Le chef de la Direction générale des poursuites du parquet a qualifié cela de « dérision des victimes ».
SAINT-DOMINGUE.- Le procureur général adjoint Wilson Camacho a annoncé que le parquet allait faire appel des mesures coercitives imposées tôt jeudi matin aux frères et sœurs Antonio et Maribel Espaillat, accusés d'homicide involontaire et de coups et blessures ayant entraîné la mort de 235 personnes et des blessures à plus de 180 autres lors de l'effondrement du toit du Jet Set Club le 8 avril.
Le procureur général a qualifié de « dénigrement des victimes » la décision de la juge Fátima Veloz, rendue par le Service judiciaire permanent du District national. La juge Veloz avait accordé la liberté sous caution aux accusés, les avait obligés à comparaître régulièrement devant le tribunal et leur avait interdit de quitter le territoire.
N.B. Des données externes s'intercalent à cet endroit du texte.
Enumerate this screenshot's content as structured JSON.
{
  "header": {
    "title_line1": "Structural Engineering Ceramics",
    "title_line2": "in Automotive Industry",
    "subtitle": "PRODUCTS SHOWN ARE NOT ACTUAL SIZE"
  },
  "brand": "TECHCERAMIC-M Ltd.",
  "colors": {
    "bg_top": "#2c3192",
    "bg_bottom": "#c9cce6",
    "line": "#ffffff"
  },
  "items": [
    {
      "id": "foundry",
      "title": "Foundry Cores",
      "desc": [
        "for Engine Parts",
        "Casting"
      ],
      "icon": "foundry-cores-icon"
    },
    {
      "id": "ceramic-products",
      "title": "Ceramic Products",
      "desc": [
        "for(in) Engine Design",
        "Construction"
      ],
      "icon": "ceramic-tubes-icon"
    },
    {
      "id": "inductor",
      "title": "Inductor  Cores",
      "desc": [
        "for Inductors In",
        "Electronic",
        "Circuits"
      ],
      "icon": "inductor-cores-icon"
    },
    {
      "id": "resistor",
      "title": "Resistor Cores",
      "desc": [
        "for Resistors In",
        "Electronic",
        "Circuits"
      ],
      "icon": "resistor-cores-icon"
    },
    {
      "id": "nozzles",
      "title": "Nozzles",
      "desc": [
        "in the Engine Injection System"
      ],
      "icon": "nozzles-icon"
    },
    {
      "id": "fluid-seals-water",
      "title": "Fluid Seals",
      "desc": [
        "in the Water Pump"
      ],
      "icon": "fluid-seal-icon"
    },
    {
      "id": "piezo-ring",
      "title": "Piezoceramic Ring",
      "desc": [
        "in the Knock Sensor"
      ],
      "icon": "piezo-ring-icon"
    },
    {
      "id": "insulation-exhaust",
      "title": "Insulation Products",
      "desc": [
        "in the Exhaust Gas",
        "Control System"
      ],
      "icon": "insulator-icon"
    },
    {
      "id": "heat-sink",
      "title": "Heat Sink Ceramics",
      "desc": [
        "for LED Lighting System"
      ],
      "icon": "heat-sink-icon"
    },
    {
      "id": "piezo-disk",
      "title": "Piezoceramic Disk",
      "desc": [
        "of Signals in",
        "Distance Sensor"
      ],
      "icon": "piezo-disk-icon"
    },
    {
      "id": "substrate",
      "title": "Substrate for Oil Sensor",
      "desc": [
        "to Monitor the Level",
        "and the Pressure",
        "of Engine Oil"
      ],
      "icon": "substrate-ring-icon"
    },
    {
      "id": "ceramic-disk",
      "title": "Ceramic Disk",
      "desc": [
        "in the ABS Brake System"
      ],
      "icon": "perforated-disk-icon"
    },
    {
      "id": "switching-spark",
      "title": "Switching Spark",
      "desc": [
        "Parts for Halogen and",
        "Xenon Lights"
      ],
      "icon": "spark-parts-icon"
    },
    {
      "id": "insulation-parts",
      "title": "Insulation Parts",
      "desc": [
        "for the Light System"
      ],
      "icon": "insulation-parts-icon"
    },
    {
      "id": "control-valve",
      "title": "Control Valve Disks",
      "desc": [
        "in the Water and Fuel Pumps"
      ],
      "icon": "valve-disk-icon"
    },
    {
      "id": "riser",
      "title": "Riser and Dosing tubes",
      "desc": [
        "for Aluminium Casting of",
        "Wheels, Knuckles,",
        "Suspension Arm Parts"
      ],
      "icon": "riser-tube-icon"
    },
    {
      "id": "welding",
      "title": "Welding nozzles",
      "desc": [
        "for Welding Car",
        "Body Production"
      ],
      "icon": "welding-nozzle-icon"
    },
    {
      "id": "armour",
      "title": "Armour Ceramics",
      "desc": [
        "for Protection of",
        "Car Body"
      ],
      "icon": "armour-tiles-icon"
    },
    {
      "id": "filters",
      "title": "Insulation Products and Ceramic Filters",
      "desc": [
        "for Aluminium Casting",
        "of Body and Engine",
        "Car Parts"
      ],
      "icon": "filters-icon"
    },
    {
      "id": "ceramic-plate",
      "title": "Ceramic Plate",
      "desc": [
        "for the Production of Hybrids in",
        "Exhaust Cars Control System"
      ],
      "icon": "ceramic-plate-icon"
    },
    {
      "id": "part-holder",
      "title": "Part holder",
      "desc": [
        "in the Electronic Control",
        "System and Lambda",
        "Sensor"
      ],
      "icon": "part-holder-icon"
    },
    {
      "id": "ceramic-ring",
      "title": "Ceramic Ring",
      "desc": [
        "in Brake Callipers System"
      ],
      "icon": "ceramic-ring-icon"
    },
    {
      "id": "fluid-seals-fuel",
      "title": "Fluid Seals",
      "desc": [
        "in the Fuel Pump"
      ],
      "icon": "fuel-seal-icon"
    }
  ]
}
L'affaire a été jugée complexe.
« Nous estimons que le tribunal n’a pas correctement évalué les faits », a déclaré Camacho.
« Nous estimons que le tribunal n’a pas correctement évalué l’ampleur des dommages que ces événements ont causés à la société dominicaine ; mais surtout les dommages qu’ils représentent pour les 235 personnes décédées, les plus de 180 personnes blessées et les plus de 130 enfants orphelins à la suite de ces agissements et du comportement d’Antonio et Maribel Espaillat, qui ont fait passer leurs intérêts économiques avant ceux des personnes présentes, celles qui fréquentaient régulièrement cette boîte de nuit », a-t-il ajouté.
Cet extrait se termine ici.